A chaque instant, l’afflux de pensées et d’émotions, de sensations et de désirs, de processus conscients et inconscients est en train de façonner votre système nerveux comme l’eau qui sculpte des sillons et des ravins sur le flanc d’un coteau. Votre cerveau change continuellement sa structure. Une seule question se pose: serait-ce pour le mieux, ou pour le pire ?

Plus particulièrement, à cause de ce que l’on appelle «la neuroplasticité due à l’expérience », tout ce qui retient votre attention a le pouvoir spécial de modifier votre cerveau. L’attention est comme la combinaison entre un projecteur et un aspirateur : elle éclaire l’objet sur lequel elle se pose, pour ensuite l’aspirer à l’intérieur de votre cerveau  -et de vous-mêmes.
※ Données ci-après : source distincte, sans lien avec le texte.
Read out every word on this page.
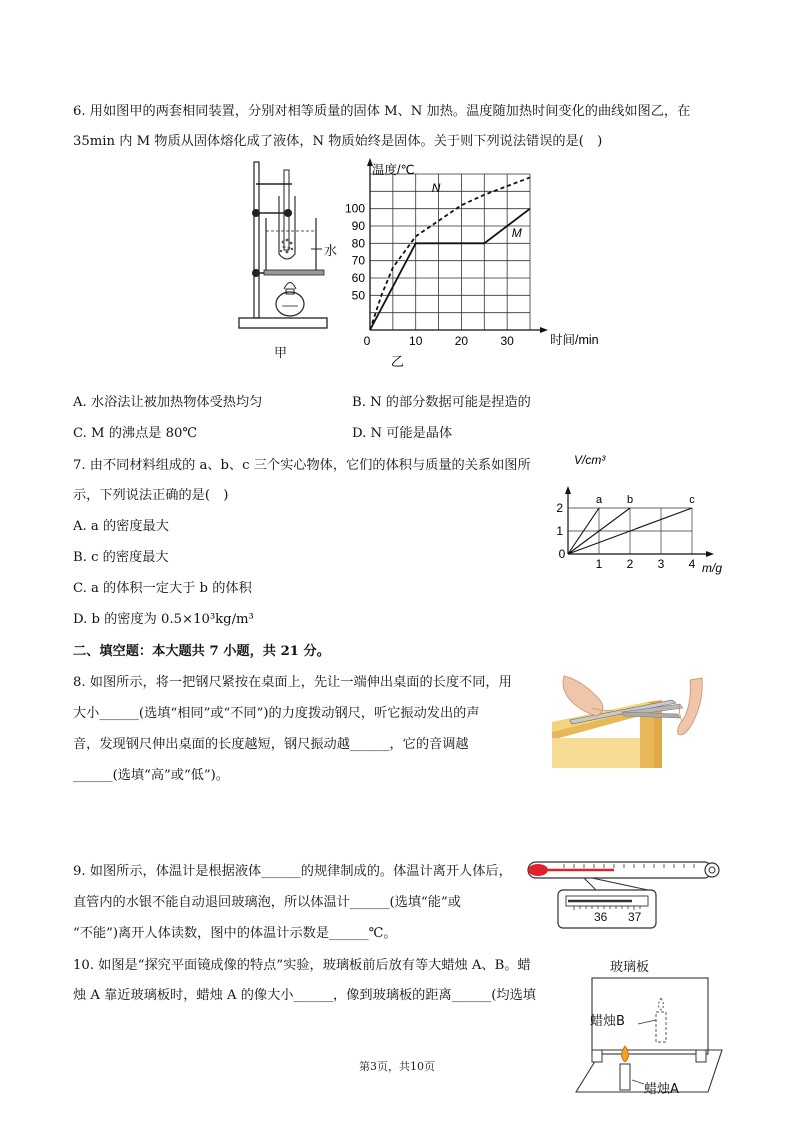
6. 用如图甲的两套相同装置，分别对相等质量的固体 M、N 加热。温度随加热时间变化的曲线如图乙，在
35min 内 M 物质从固体熔化成了液体，N 物质始终是固体。关于则下列说法错误的是(　)
水
甲
0	10	20	30
50
60
70
80
90
100
时间/min
温度/℃
N
M
乙
A. 水浴法让被加热物体受热均匀	B. N 的部分数据可能是捏造的
C. M 的沸点是 80℃	D. N 可能是晶体
7. 由不同材料组成的 a、b、c 三个实心物体，它们的体积与质量的关系如图所
示，下列说法正确的是(　)
A. a 的密度最大
B. c 的密度最大
C. a 的体积一定大于 b 的体积
D. b 的密度为 0.5×10³kg/m³
0
1 2 3 4
1
2
m/g
V/cm³
a b	c
二、填空题：本大题共 7 小题，共 21 分。
8. 如图所示，将一把钢尺紧按在桌面上，先让一端伸出桌面的长度不同，用
大小______(选填“相同”或“不同”)的力度拨动钢尺，听它振动发出的声
音，发现钢尺伸出桌面的长度越短，钢尺振动越______，它的音调越
______(选填“高”或“低”)。
9. 如图所示，体温计是根据液体______的规律制成的。体温计离开人体后，
直管内的水银不能自动退回玻璃泡，所以体温计______(选填“能”或
“不能”)离开人体读数，图中的体温计示数是______℃。
36 37
10. 如图是“探究平面镜成像的特点”实验，玻璃板前后放有等大蜡烛 A、B。蜡
烛 A 靠近玻璃板时，蜡烛 A 的像大小______，像到玻璃板的距离______(均选填
玻璃板
蜡烛B
蜡烛A
第3页，共10页
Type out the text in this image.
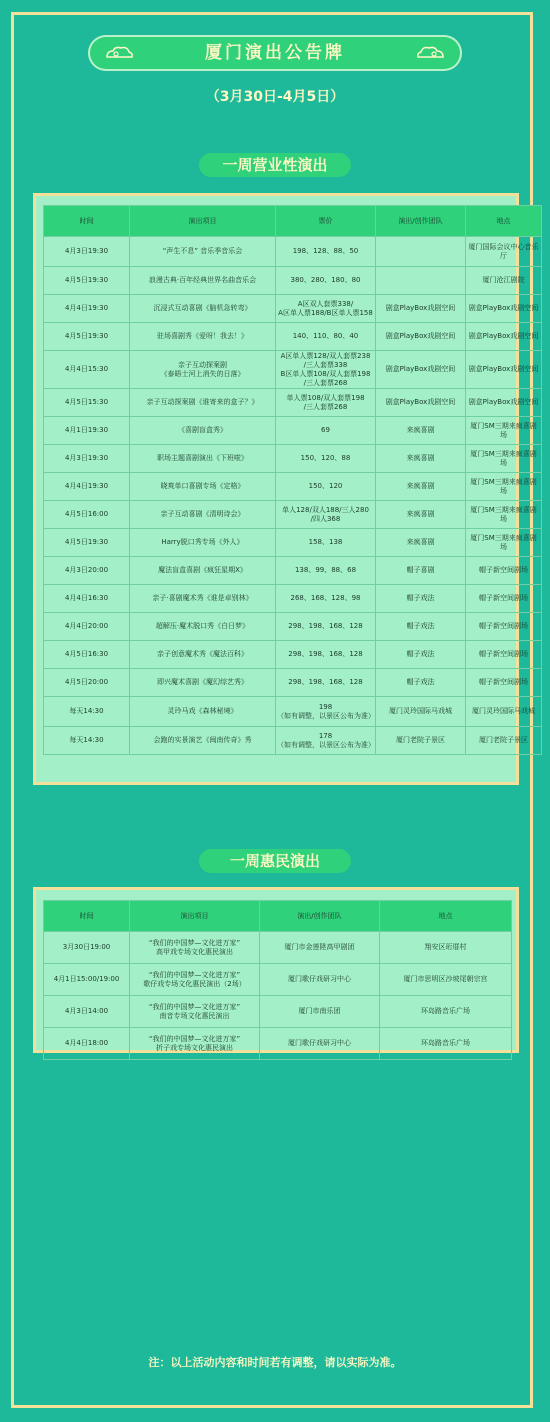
厦门演出公告牌
（3月30日-4月5日）
一周营业性演出
时间	演出项目	票价	演出/创作团队	地点
4月3日19:30	“声生不息” 音乐季音乐会	198、128、88、50		厦门国际会议中心音乐厅
4月5日19:30	浪漫古典·百年经典世界名曲音乐会	380、280、180、80		厦门沧江剧院
4月4日19:30	沉浸式互动喜剧《脑机急转弯》	A区双人套票338/
A区单人票188/B区单人票158	剧盒PlayBox戏剧空间	剧盒PlayBox戏剧空间
4月5日19:30	驻场喜剧秀《爱呀！我去！》	140、110、80、40	剧盒PlayBox戏剧空间	剧盒PlayBox戏剧空间
4月4日15:30	亲子互动探案剧
《泰晤士河上消失的日落》	A区单人票128/双人套票238
/三人套票338
B区单人票108/双人套票198
/三人套票268	剧盒PlayBox戏剧空间	剧盒PlayBox戏剧空间
4月5日15:30	亲子互动探案剧《谁寄来的盒子？》	单人票108/双人套票198
/三人套票268	剧盒PlayBox戏剧空间	剧盒PlayBox戏剧空间
4月1日19:30	《喜剧盲盒秀》	69	来疯喜剧	厦门SM三期来疯喜剧场
4月3日19:30	职场主题喜剧演出《下班啦》	150、120、88	来疯喜剧	厦门SM三期来疯喜剧场
4月4日19:30	晓爽单口喜剧专场《定格》	150、120	来疯喜剧	厦门SM三期来疯喜剧场
4月5日16:00	亲子互动喜剧《清明诗会》	单人128/双人188/三人280
/四人368	来疯喜剧	厦门SM三期来疯喜剧场
4月5日19:30	Harry脱口秀专场《外人》	158、138	来疯喜剧	厦门SM三期来疯喜剧场
4月3日20:00	魔法盲盒喜剧《疯狂星期X》	138、99、88、68	帽子喜剧	帽子新空间剧场
4月4日16:30	亲子·喜剧魔术秀《谁是卓别林》	268、168、128、98	帽子戏法	帽子新空间剧场
4月4日20:00	超解压·魔术脱口秀《白日梦》	298、198、168、128	帽子戏法	帽子新空间剧场
4月5日16:30	亲子创意魔术秀《魔法百科》	298、198、168、128	帽子戏法	帽子新空间剧场
4月5日20:00	即兴魔术喜剧《魔幻综艺秀》	298、198、168、128	帽子戏法	帽子新空间剧场
每天14:30	灵玲马戏《森林秘境》	198
（如有调整，以景区公布为准）	厦门灵玲国际马戏城	厦门灵玲国际马戏城
每天14:30	会跑的实景演艺《闽南传奇》秀	178
（如有调整，以景区公布为准）	厦门老院子景区	厦门老院子景区
一周惠民演出
时间	演出项目	演出/创作团队	地点
3月30日19:00	“我们的中国梦—文化进万家”
高甲戏专场文化惠民演出	厦门市金莲陞高甲剧团	翔安区珩厝村
4月1日15:00/19:00	“我们的中国梦—文化进万家”
歌仔戏专场文化惠民演出（2场）	厦门歌仔戏研习中心	厦门市思明区沙坡尾朝宗宫
4月3日14:00	“我们的中国梦—文化进万家”
南音专场文化惠民演出	厦门市南乐团	环岛路音乐广场
4月4日18:00	“我们的中国梦—文化进万家”
折子戏专场文化惠民演出	厦门歌仔戏研习中心	环岛路音乐广场
注：以上活动内容和时间若有调整，请以实际为准。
Donc, si vous contrôlez votre attention -en devenant plus capables de la porter et de la maintenir sur ce que vous souhaitez, en même temps que de l’éloigner de ce qui est ennuyeux ou inutile (par exemple, revenir incessamment à des préoccupations angoissantes, à la rouspétance, ou à l’autocritique), alors vous pouvez modifier votre cerveau, et ainsi votre vie, et cela pour le mieux. Comme écrivait il y a cent ans William James, le grand psychologue : « L’éducation de l’attention devrait être l’éducation par excellence ».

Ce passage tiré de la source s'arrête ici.